Thursday, December 29, 2011

London remembers, with modesty

There's an excellent site I have not yet written about: London Remembers, with the broad brave ambition, touchingly modestly worded, of "aiming to capture all memorials in London". The page on Mary Wollstonecraft gives a brief biography, with dates, categories ("seriously famous" - love it!), a picture*, and a list of places where Our Lady is commemorated. Note: not places she is associated with, such as the church of her baptism, or, at a stretch of the imagination, the Women's Library. To populate the website with the associations of historical figures would cast the net unfeasibly wide; I quite see that. So only three memorial places appear: the newest plaque, at Newington Green; the oldest, at Somers Town; and the nearby mural on the school wall.  St Pancras Church and churchyard do not feature: graves per se don't fall within the project's purlieu, or it would become impossibly unwieldy. (It is plain gravestones that don't count as memorials: impressive memorials do, hence Soane's family tomb, and so does the St Pancras sundial-spire commemorating the churchyard's other Famous Dead Bisexual Woman, Angela Burdett-Coutts.)

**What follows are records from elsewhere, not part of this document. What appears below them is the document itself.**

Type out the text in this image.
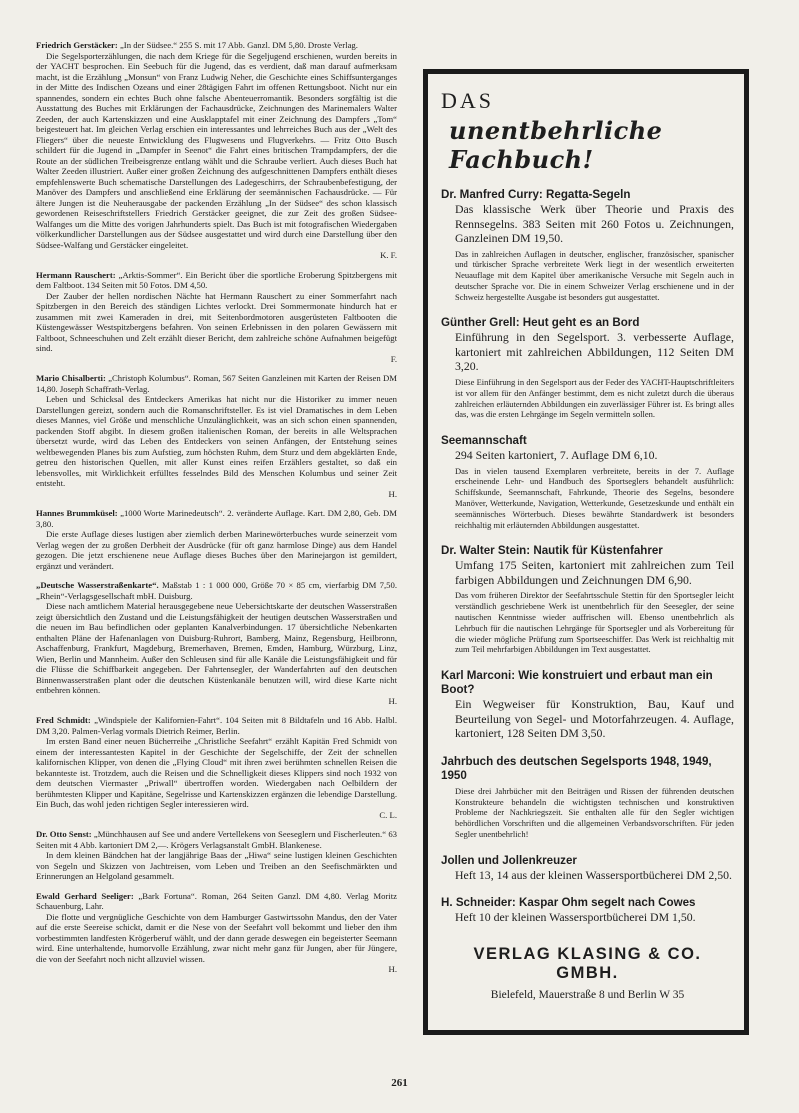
Friedrich Gerstäcker: „In der Südsee.“ 255 S. mit 17 Abb. Ganzl. DM 5,80. Droste Verlag.
Die Segelsporterzählungen, die nach dem Kriege für die Segeljugend erschienen, wurden bereits in der YACHT besprochen. Ein Seebuch für die Jugend, das es verdient, daß man darauf aufmerksam macht, ist die Erzählung „Monsun“ von Franz Ludwig Neher, die Geschichte eines Schiffsunterganges in der Mitte des Indischen Ozeans und einer 28tägigen Fahrt im offenen Rettungsboot. Nicht nur ein spannendes, sondern ein echtes Buch ohne falsche Abenteuerromantik. Besonders sorgfältig ist die Ausstattung des Buches mit Erklärungen der Fachausdrücke, Zeichnungen des Marinemalers Walter Zeeden, der auch Kartenskizzen und eine Ausklapptafel mit einer Zeichnung des Dampfers „Tom“ beigesteuert hat. Im gleichen Verlag erschien ein interessantes und lehrreiches Buch aus der „Welt des Fliegers“ über die neueste Entwicklung des Flugwesens und Flugverkehrs. — Fritz Otto Busch schildert für die Jugend in „Dampfer in Seenot“ die Fahrt eines britischen Trampdampfers, der die Route an der südlichen Treibeisgrenze entlang wählt und die Schraube verliert. Auch dieses Buch hat Walter Zeeden illustriert. Außer einer großen Zeichnung des aufgeschnittenen Dampfers enthält dieses empfehlenswerte Buch schematische Darstellungen des Ladegeschirrs, der Schraubenbefestigung, der Manöver des Dampfers und anschließend eine Erklärung der seemännischen Fachausdrücke. — Für ältere Jungen ist die Neuherausgabe der packenden Erzählung „In der Südsee“ des schon klassisch gewordenen Reiseschriftstellers Friedrich Gerstäcker geeignet, die zur Zeit des großen Südsee-Walfanges um die Mitte des vorigen Jahrhunderts spielt. Das Buch ist mit fotografischen Wiedergaben völkerkundlicher Darstellungen aus der Südsee ausgestattet und wird durch eine Darstellung über den Südsee-Walfang und Gerstäcker eingeleitet.
K. F.
Hermann Rauschert: „Arktis-Sommer“. Ein Bericht über die sportliche Eroberung Spitzbergens mit dem Faltboot. 134 Seiten mit 50 Fotos. DM 4,50.
Der Zauber der hellen nordischen Nächte hat Hermann Rauschert zu einer Sommerfahrt nach Spitzbergen in den Bereich des ständigen Lichtes verlockt. Drei Sommermonate hindurch hat er zusammen mit zwei Kameraden in drei, mit Seitenbordmotoren ausgerüsteten Faltbooten die Küstengewässer Westspitzbergens befahren. Von seinen Erlebnissen in den polaren Gewässern mit Faltboot, Schneeschuhen und Zelt erzählt dieser Bericht, dem zahlreiche schöne Aufnahmen beigefügt sind.
F.
Mario Chisalberti: „Christoph Kolumbus“. Roman, 567 Seiten Ganzleinen mit Karten der Reisen DM 14,80. Joseph Schaffrath-Verlag.
Leben und Schicksal des Entdeckers Amerikas hat nicht nur die Historiker zu immer neuen Darstellungen gereizt, sondern auch die Romanschriftsteller. Es ist viel Dramatisches in dem Leben dieses Mannes, viel Größe und menschliche Unzulänglichkeit, was an sich schon einen spannenden, packenden Stoff abgibt. In diesem großen italienischen Roman, der bereits in alle Weltsprachen übersetzt wurde, wird das Leben des Entdeckers von seinen Anfängen, der Entstehung seines weltbewegenden Planes bis zum Aufstieg, zum höchsten Ruhm, dem Sturz und dem abgeklärten Ende, getreu den historischen Quellen, mit aller Kunst eines reifen Erzählers gestaltet, so daß ein lebensvolles, mit Wirklichkeit erfülltes fesselndes Bild des Menschen Kolumbus und seiner Zeit entsteht.
H.
Hannes Brummküsel: „1000 Worte Marinedeutsch“. 2. veränderte Auflage. Kart. DM 2,80, Geb. DM 3,80.
Die erste Auflage dieses lustigen aber ziemlich derben Marinewörterbuches wurde seinerzeit vom Verlag wegen der zu großen Derbheit der Ausdrücke (für oft ganz harmlose Dinge) aus dem Handel gezogen. Die jetzt erschienene neue Auflage dieses Buches über den Marinejargon ist gemildert, ergänzt und verändert.
„Deutsche Wasserstraßenkarte“. Maßstab 1 : 1 000 000, Größe 70 × 85 cm, vierfarbig DM 7,50. „Rhein“-Verlagsgesellschaft mbH. Duisburg.
Diese nach amtlichem Material herausgegebene neue Uebersichtskarte der deutschen Wasserstraßen zeigt übersichtlich den Zustand und die Leistungsfähigkeit der heutigen deutschen Wasserstraßen und die neuen im Bau befindlichen oder geplanten Kanalverbindungen. 17 übersichtliche Nebenkarten enthalten Pläne der Hafenanlagen von Duisburg-Ruhrort, Bamberg, Mainz, Regensburg, Heilbronn, Aschaffenburg, Frankfurt, Magdeburg, Bremerhaven, Bremen, Emden, Hamburg, Würzburg, Linz, Wien, Berlin und Mannheim. Außer den Schleusen sind für alle Kanäle die Leistungsfähigkeit und für die Flüsse die Schiffbarkeit angegeben. Der Fahrtensegler, der Wanderfahrten auf den deutschen Binnenwasserstraßen plant oder die deutschen Küstenkanäle benutzen will, wird diese Karte nicht entbehren können.
H.
Fred Schmidt: „Windspiele der Kalifornien-Fahrt“. 104 Seiten mit 8 Bildtafeln und 16 Abb. Halbl. DM 3,20. Palmen-Verlag vormals Dietrich Reimer, Berlin.
Im ersten Band einer neuen Bücherreihe „Christliche Seefahrt“ erzählt Kapitän Fred Schmidt von einem der interessantesten Kapitel in der Geschichte der Segelschiffe, der Zeit der schnellen kalifornischen Klipper, von denen die „Flying Cloud“ mit ihren zwei berühmten schnellen Reisen die bekannteste ist. Trotzdem, auch die Reisen und die Schnelligkeit dieses Klippers sind noch 1932 von dem deutschen Viermaster „Priwall“ übertroffen worden. Wiedergaben nach Oelbildern der berühmtesten Klipper und Kapitäne, Segelrisse und Kartenskizzen ergänzen die lebendige Darstellung. Ein Buch, das wohl jeden richtigen Segler interessieren wird.
C. L.
Dr. Otto Senst: „Münchhausen auf See und andere Vertellekens von Seeseglern und Fischerleuten.“ 63 Seiten mit 4 Abb. kartoniert DM 2,—. Krögers Verlagsanstalt GmbH. Blankenese.
In dem kleinen Bändchen hat der langjährige Baas der „Hiwa“ seine lustigen kleinen Geschichten von Segeln und Skizzen von Jachtreisen, vom Leben und Treiben an den Seefischmärkten und Erinnerungen an Helgoland gesammelt.
Ewald Gerhard Seeliger: „Bark Fortuna“. Roman, 264 Seiten Ganzl. DM 4,80. Verlag Moritz Schauenburg, Lahr.
Die flotte und vergnügliche Geschichte von dem Hamburger Gastwirtssohn Mandus, den der Vater auf die erste Seereise schickt, damit er die Nese von der Seefahrt voll bekommt und lieber den ihm vorbestimmten landfesten Krögerberuf wählt, und der dann gerade deswegen ein begeisterter Seemann wird. Eine unterhaltende, humorvolle Erzählung, zwar nicht mehr ganz für Jungen, aber für Jüngere, die von der Seefahrt noch nicht allzuviel wissen.
H.
DAS
unentbehrliche Fachbuch!
Dr. Manfred Curry: Regatta-Segeln
Das klassische Werk über Theorie und Praxis des Rennsegelns. 383 Seiten mit 260 Fotos u. Zeichnungen, Ganzleinen DM 19,50.
Das in zahlreichen Auflagen in deutscher, englischer, französischer, spanischer und türkischer Sprache verbreitete Werk liegt in der wesentlich erweiterten Neuauflage mit dem Kapitel über amerikanische Versuche mit Segeln auch in deutscher Sprache vor. Die in einem Schweizer Verlag erschienene und in der Schweiz hergestellte Ausgabe ist besonders gut ausgestattet.
Günther Grell: Heut geht es an Bord
Einführung in den Segelsport. 3. verbesserte Auflage, kartoniert mit zahlreichen Abbildungen, 112 Seiten DM 3,20.
Diese Einführung in den Segelsport aus der Feder des YACHT-Hauptschriftleiters ist vor allem für den Anfänger bestimmt, dem es nicht zuletzt durch die überaus zahlreichen erläuternden Abbildungen ein zuverlässiger Führer ist. Es bringt alles das, was die ersten Lehrgänge im Segeln vermitteln sollen.
Seemannschaft
294 Seiten kartoniert, 7. Auflage DM 6,10.
Das in vielen tausend Exemplaren verbreitete, bereits in der 7. Auflage erscheinende Lehr- und Handbuch des Sportseglers behandelt ausführlich: Schiffskunde, Seemannschaft, Fahrkunde, Theorie des Segelns, besondere Manöver, Wetterkunde, Navigation, Wetterkunde, Gesetzeskunde und enthält ein seemännisches Wörterbuch. Dieses bewährte Standardwerk ist besonders reichhaltig mit erläuternden Abbildungen ausgestattet.
Dr. Walter Stein: Nautik für Küstenfahrer
Umfang 175 Seiten, kartoniert mit zahlreichen zum Teil farbigen Abbildungen und Zeichnungen DM 6,90.
Das vom früheren Direktor der Seefahrtsschule Stettin für den Sportsegler leicht verständlich geschriebene Werk ist unentbehrlich für den Seesegler, der seine nautischen Kenntnisse wieder auffrischen will. Ebenso unentbehrlich als Lehrbuch für die nautischen Lehrgänge für Sportsegler und als Vorbereitung für die wieder mögliche Prüfung zum Sportseeschiffer. Das Werk ist reichhaltig mit zum Teil mehrfarbigen Abbildungen im Text ausgestattet.
Karl Marconi: Wie konstruiert und erbaut man ein Boot?
Ein Wegweiser für Konstruktion, Bau, Kauf und Beurteilung von Segel- und Motorfahrzeugen. 4. Auflage, kartoniert, 128 Seiten DM 3,50.
Jahrbuch des deutschen Segelsports 1948, 1949, 1950
Diese drei Jahrbücher mit den Beiträgen und Rissen der führenden deutschen Konstrukteure behandeln die wichtigsten technischen und konstruktiven Probleme der Nachkriegszeit. Sie enthalten alle für den Segler wichtigen behördlichen Vorschriften und die allgemeinen Verbandsvorschriften. Für jeden Segler unentbehrlich!
Jollen und Jollenkreuzer
Heft 13, 14 aus der kleinen Wassersportbücherei DM 2,50.
H. Schneider: Kaspar Ohm segelt nach Cowes
Heft 10 der kleinen Wassersportbücherei DM 1,50.
VERLAG KLASING & CO. GMBH.
Bielefeld, Mauerstraße 8 und Berlin W 35
261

The page has an embedded Google Map (another blogstuff thing I've been meaning to do for a year), and, perhaps the most intriguing box, "Related Subjects". It turns up both gems and puzzles -- alluring, distracting, a way to while away an hour very happily indeed. Frances Mary Buss, of Miss Beale and Miss Buss, the pioneering educators of girls, I can totally understand, but William Johnson Cory? Why -- because his name includes "Johnson"? The Royal College of Opthalmologists? Mary didn't even wear glasses. Call in the algorithm-tweaker! (Now *there's* a necromancer's modern trade!)

London Remembers has its lacunae (not all the MW plaques, for instance -- Southwark is missing) and some teething problems limitations (why are comments restricted to Facebook and Hotmail users?), but it can only grow in strength. It's another great resource for exploring one of the world's greatest cities, even if you are in the Kenyan rainforest or the Vietnamese snow, both places pulling me in this grey dim winter.

*Opie, credited only to Spartacus, which is weird.
Update, mid-January. The more I nose around this site, the more I find to fascinate. I love its sense of humour! "Caveat: Be aware that London actually has more cars, more rain and less sun than our photos show." And, as above, its humility: "we don't think we will ever achieve but we will enjoy the attempt" of trying to find all the memorials. I've tweaked the entry above, to reflect changes made, and to correct my own ignorance. London Remembers is deliberately a work in progress, "doomed to remain incomplete (where does London stop?) but certainly will grow and grow", and "so far we have found 9,744 subjects (people, events, etc.) on 2,321 memorials, at 1,815 sites." The site is not new at all, as I had originally thought, but about ten years old, with a wealth of data collected. It is newly relaunched, and I have only just discovered it.

From the page "Do we need your help?":
By now you either think we are crazy to be doing this or you're fascinated and would love to help. In the past we have thought we’d like an army of volunteers doing all the desk research, leaving us free to get out on the streets and do what we really enjoy – finding the memorials and in the process getting to know this cranky old city. But organising people, teaching the system, the house style, etc, it all takes time, and we’ve come to the conclusion that it's best for us to do the whole job. But if you can provide information for any of the war dead about whom we know nothing then we would be delighted. Pictures especially welcome.

Who are these crazy people anyway?
It probably doesn't need stating, but this website is not a commercial concern; it is a hobby. We started collecting data about London memorials in 1999, because we enjoyed walking and cycling around the city, finding out about its history, geography and architecture. We plotted them on maps because we find maps endlessly fascinating and enjoy using them.
The team behind London Remembers is a mysterious "we", but bound to be small: I am utterly in favour of amateur endeavours, and Mary values modesty. They are so much not a commercial endeavour that the site is entirely free of ads. Charming, compelling, educational, visually appealing, easy to navigate... I could go on. I am reminded of what Robert Louis Stevenson said affectionately of Modestine at the end of  his Travels with a Donkey in the Cevennes - "Her faults were those of her race and sex; her virtues were her own." The faults of London Remembers  are those quirky oddities we all recognise in a labour-of-love website; its virtues are its own.